麦基在《故事》中写(以观众的口吻):“我想要一种达到生活极限的的具有广度和深度的诗化体验。但是,我是一个通情达理的人。如果我只给你几分钟的时间来读完看完你的作品,那么,要你把我带到那一极限的要求就太不公平了。如果是这样,我就只能要求一瞬间的愉悦,增长一两个见识,仅此而已。但是,如果我把生命中重要的几个小时交给你,我就不得不指望你成为一个具有力度的艺术家,能够达到人类体验的极地。”
这句话道出了多少观众的心声:生命的广度与深度,生活的温度,情感的浓度,是我们希求从两个小时的黑暗时光中所思考、获得、认知、感触的。看《过昭关》的时候,我有一种紧张感——想让时间慢下来,想留住《过昭关》的每一个镜头,想记住爷爷说的每一句话。我希望时光可以被拉长,希望《过昭关》永远不要结束。

《过昭关》,就像是一个老人,在夏日的河边,缓缓跟你讲述一个关于生命的故事。

在第二届平遥国际电影节上,《过昭关》一举斩获费穆荣誉最佳导演、费穆荣誉最佳男演员和华语新生代青年评审荣誉三项大奖,成为当届平遥电影节上最大的赢家。

比之严谨的影评,我更想谈一谈对这部影片的感受。

影片的拍摄地是河南,涉及的城市是三门峡和周口。我的老家也在河南,河南南阳,因此看这部电影,我觉得特别亲切。影片一开始有两个细节:爷爷给小男孩儿宁宁洗脸;爷爷给宁宁洗澡。看到这两个细节,我仿佛看见了小时候的自己。小时候奶奶给我洗脸,也是一只手按住我的后脑勺,另一手沾沾洗脸盆里的水,胡乱往我脸上抹。小时候我脸小,奶奶手大,她的手能把我的整张脸都盖住。抹完后奶奶找毛巾给我擦脸,仍是一只手按着我的后脑勺,另一只手擦桌子一样,使劲一抹。爷爷给宁宁洗澡的时候,放一个大澡盆子在地上,问宁宁:“水烫不烫?”宁宁用脚一试,说:“烫。”爷爷就再添些凉水,问:“这会儿还烫不?”宁宁这才下水洗澡。我小时候也这样洗过澡,我总嫌水烫,脚泡在水里,身体不肯浸进去,那时候奶奶就拽着我的胳膊,把我按下去,这才得以洗成。

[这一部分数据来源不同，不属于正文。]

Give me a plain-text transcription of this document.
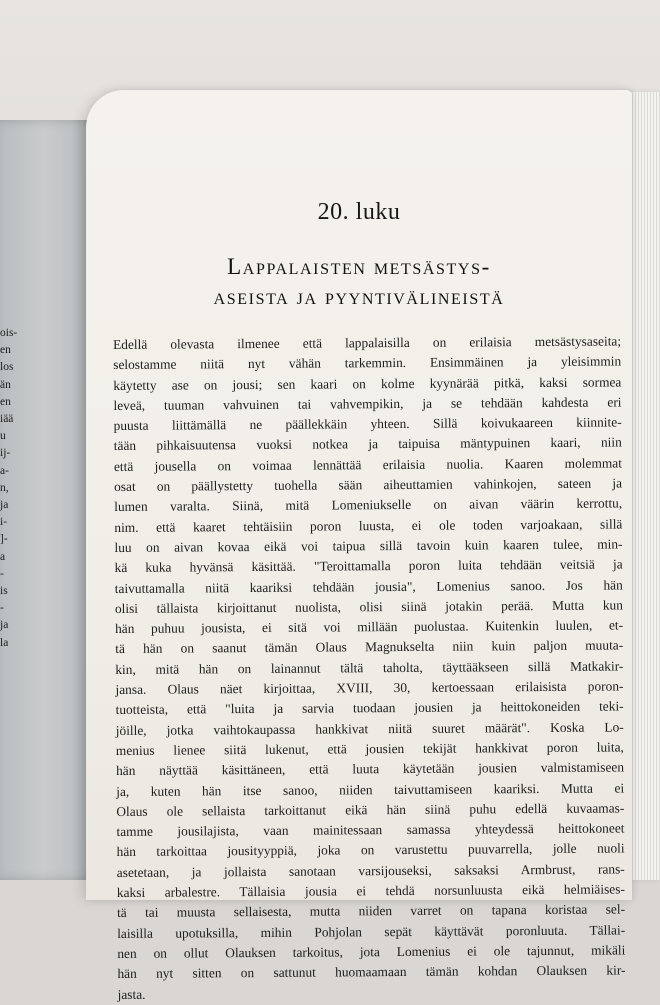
ois-
en
los
än
en
iää
u
ij-
a-
n,
ja
i-
]-
a
-
is
-
ja
la
20. luku
Lappalaisten metsästys-
aseista ja pyyntivälineistä
Edellä olevasta ilmenee että lappalaisilla on erilaisia metsästysaseita;
selostamme niitä nyt vähän tarkemmin. Ensimmäinen ja yleisimmin
käytetty ase on jousi; sen kaari on kolme kyynärää pitkä, kaksi sormea
leveä, tuuman vahvuinen tai vahvempikin, ja se tehdään kahdesta eri
puusta liittämällä ne päällekkäin yhteen. Sillä koivukaareen kiinnite-
tään pihkaisuutensa vuoksi notkea ja taipuisa mäntypuinen kaari, niin
että jousella on voimaa lennättää erilaisia nuolia. Kaaren molemmat
osat on päällystetty tuohella sään aiheuttamien vahinkojen, sateen ja
lumen varalta. Siinä, mitä Lomeniukselle on aivan väärin kerrottu,
nim. että kaaret tehtäisiin poron luusta, ei ole toden varjoakaan, sillä
luu on aivan kovaa eikä voi taipua sillä tavoin kuin kaaren tulee, min-
kä kuka hyvänsä käsittää. "Teroittamalla poron luita tehdään veitsiä ja
taivuttamalla niitä kaariksi tehdään jousia", Lomenius sanoo. Jos hän
olisi tällaista kirjoittanut nuolista, olisi siinä jotakin perää. Mutta kun
hän puhuu jousista, ei sitä voi millään puolustaa. Kuitenkin luulen, et-
tä hän on saanut tämän Olaus Magnukselta niin kuin paljon muuta-
kin, mitä hän on lainannut tältä taholta, täyttääkseen sillä Matkakir-
jansa. Olaus näet kirjoittaa, XVIII, 30, kertoessaan erilaisista poron-
tuotteista, että "luita ja sarvia tuodaan jousien ja heittokoneiden teki-
jöille, jotka vaihtokaupassa hankkivat niitä suuret määrät". Koska Lo-
menius lienee siitä lukenut, että jousien tekijät hankkivat poron luita,
hän näyttää käsittäneen, että luuta käytetään jousien valmistamiseen
ja, kuten hän itse sanoo, niiden taivuttamiseen kaariksi. Mutta ei
Olaus ole sellaista tarkoittanut eikä hän siinä puhu edellä kuvaamas-
tamme jousilajista, vaan mainitessaan samassa yhteydessä heittokoneet
hän tarkoittaa jousityyppiä, joka on varustettu puuvarrella, jolle nuoli
asetetaan, ja jollaista sanotaan varsijouseksi, saksaksi Armbrust, rans-
kaksi arbalestre. Tällaisia jousia ei tehdä norsunluusta eikä helmiäises-
tä tai muusta sellaisesta, mutta niiden varret on tapana koristaa sel-
laisilla upotuksilla, mihin Pohjolan sepät käyttävät poronluuta. Tällai-
nen on ollut Olauksen tarkoitus, jota Lomenius ei ole tajunnut, mikäli
hän nyt sitten on sattunut huomaamaan tämän kohdan Olauksen kir-
jasta.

爷爷和宁宁在河边休息的时候,宁宁看见有人钓鱼。宁宁说:“我也想钓。”爷爷什么东西都没带,怎么钓啊?可爷爷不慌不忙,只是看了看四周,找到了一个玻璃罐子,又让宁宁寻来一块塑料纸,做成了另类的“鱼钩”;爷爷和宁宁在山上休息时(货车司机开走了爷爷的三轮车),爷爷见宁宁有彩纸,就给宁宁做了个风车。老人好像都有这样的魔力,在他们面前,没有什么事情是解决不了的,他们总是缓缓地、慢条斯理地就把事情解决了,也不急,也不愁。爷爷第一天去三门峡,三轮车坏了,宁宁怪爷爷欺骗他,爷爷说:“不欺骗,今天去不成,明天去。”我又想起了奶奶,她的身上也有一种淡定和从容:“今天弄不好的事情,明明再慢慢弄。”奶奶也为我做过风车,她还为我缠过皮筋,做过舞蹈鞋,我总觉得惊喜,感觉奶奶手巧,什么她都能做出来。我们家最艰难的时候,老房子装修,全家人没地方住,没地方吃饭,奶奶就在阳台小角落里支了个灶火,锅往上一放,就煮面条去了,不慌也不乱;装修老房子的时候家里一片狼藉,我发愁没地方睡,就问奶奶晚上睡哪儿,奶奶说:“睡哪儿?还能不让你睡觉?扒个窝都能睡。”后来奶奶把大箱子堆起来,被子往上一铺,我们就睡下了,跟睡床是一样的。妈妈经历了这件事,万般佩服奶奶:在一个家庭最艰难的时候,顶梁柱永远是明世故的老人。


影片里,爷爷总说“慢慢的”,“慢慢来”,我每听爷爷说一次,心头就颤一次。在我这个年龄,或者说,在如今这个时代,每个人都很急,急着考试,急着挣钱,急着快速得到自己渴望的东西。生活,就像是走在一条看不见尽头的路上,远方一片迷茫,只要拼了命地向前走,可是无论怎样走,雾都散不开,尽头也永远看不见。人啊,就是这样被生活困住了。宁宁在等待的时候很急,催爷爷:“叔叔怎么还不回来?”爷爷说:“等等啊,会回来的。”老人语速很慢,一句一句慢慢说;老人日子很慢,可一步步迈得很稳,迈得踏实。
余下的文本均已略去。